In some ways I feel as if I am experiencing an unprecedented personal renaissance. The art school atmosphere of the lofts is a big part of why—this community is creative 24 hours a day. Much interaction is delightfully spontaneous—conversations, meals, sitting around an outdoor chiminea. There are also movies, parties, museum visits and gallery openings. And it’s not just about art—If we are in need of something, a request goes out on the community email (a ride, a pet watched, an extra pair of arms). If we have something to share with our neighbors, a similar email goes out. Frequently I come home to flowers (Rufiya!), some food treat left outside my door or an invitation to dinner. Sometimes I feel as if I have found my Oz (as in, Land of).

I am also doing my part to maintain good health by staying active; walking remains one of my essential pastimes. I am always shooting photos on these jaunts (my camera being my iPhone!) and shall soon be printing and displaying a large number of these images on the wall outside my loft.

Pipe dreams

Pipe dreams

In addition to exercise, I pay careful attention to how much I sleep. An interesting side effect of this therapy is that at higher doses it seems to induce a state similar to sleep deprivation, which might explain some of my cognitive challenges early on. At this lower dose I have few troubling side effects (neuropathy and some arthritis—still to be determined if the latter is drug related). However, I do require a lot of sleep—a minimum of ten hours nightly.

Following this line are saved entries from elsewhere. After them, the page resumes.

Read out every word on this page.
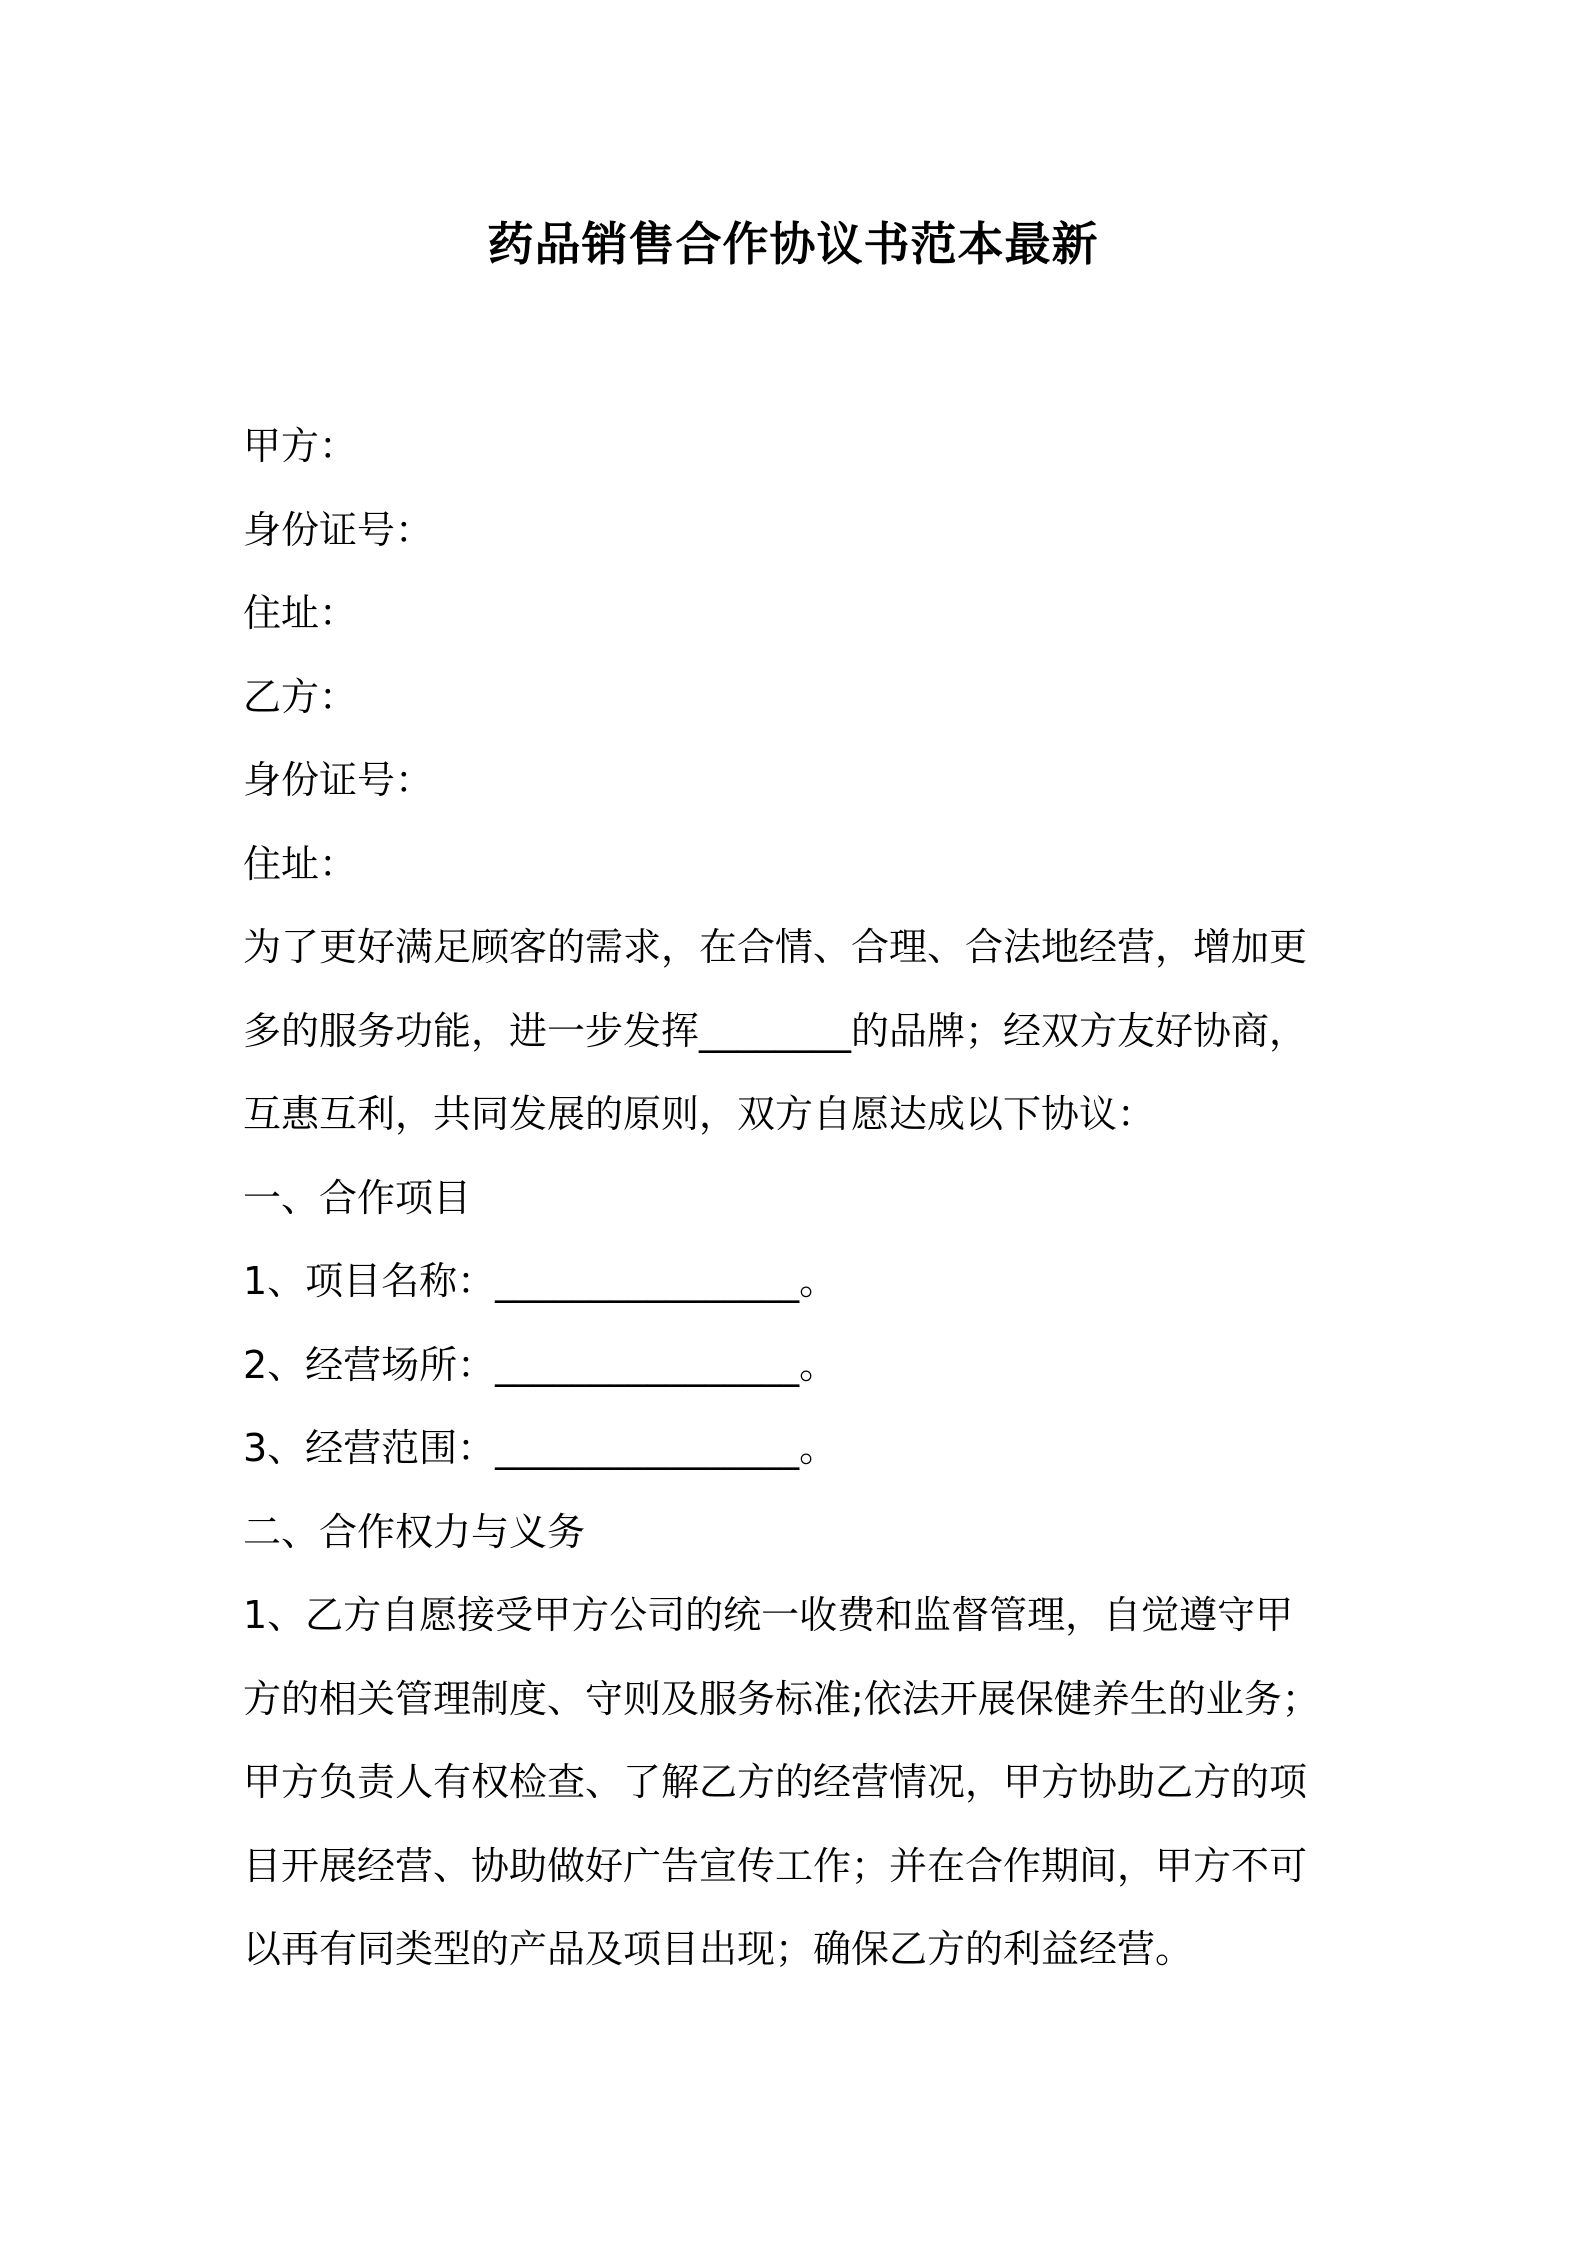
药品销售合作协议书范本最新
甲方：
身份证号：
住址：
乙方：
身份证号：
住址：
为了更好满足顾客的需求，在合情、合理、合法地经营，增加更
多的服务功能，进一步发挥________的品牌；经双方友好协商，
互惠互利，共同发展的原则，双方自愿达成以下协议：
一、合作项目
1、项目名称：________________。
2、经营场所：________________。
3、经营范围：________________。
二、合作权力与义务
1、乙方自愿接受甲方公司的统一收费和监督管理，自觉遵守甲
方的相关管理制度、守则及服务标准;依法开展保健养生的业务；
甲方负责人有权检查、了解乙方的经营情况，甲方协助乙方的项
目开展经营、协助做好广告宣传工作；并在合作期间，甲方不可
以再有同类型的产品及项目出现；确保乙方的利益经营。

I am also increasingly mindful of what I eat. Sugar and white bread are for special occasions only, meat is kept to a minimum and vegetables rule. I have a plot in a community garden and a raised bed here at the lofts as well, so the salads I eat each day are grow your own.

Writing remains my greatest challenge; sadly it no longer comes easily. However, I am well aware that there is only one way to get over this hurdle—put one word in front of another.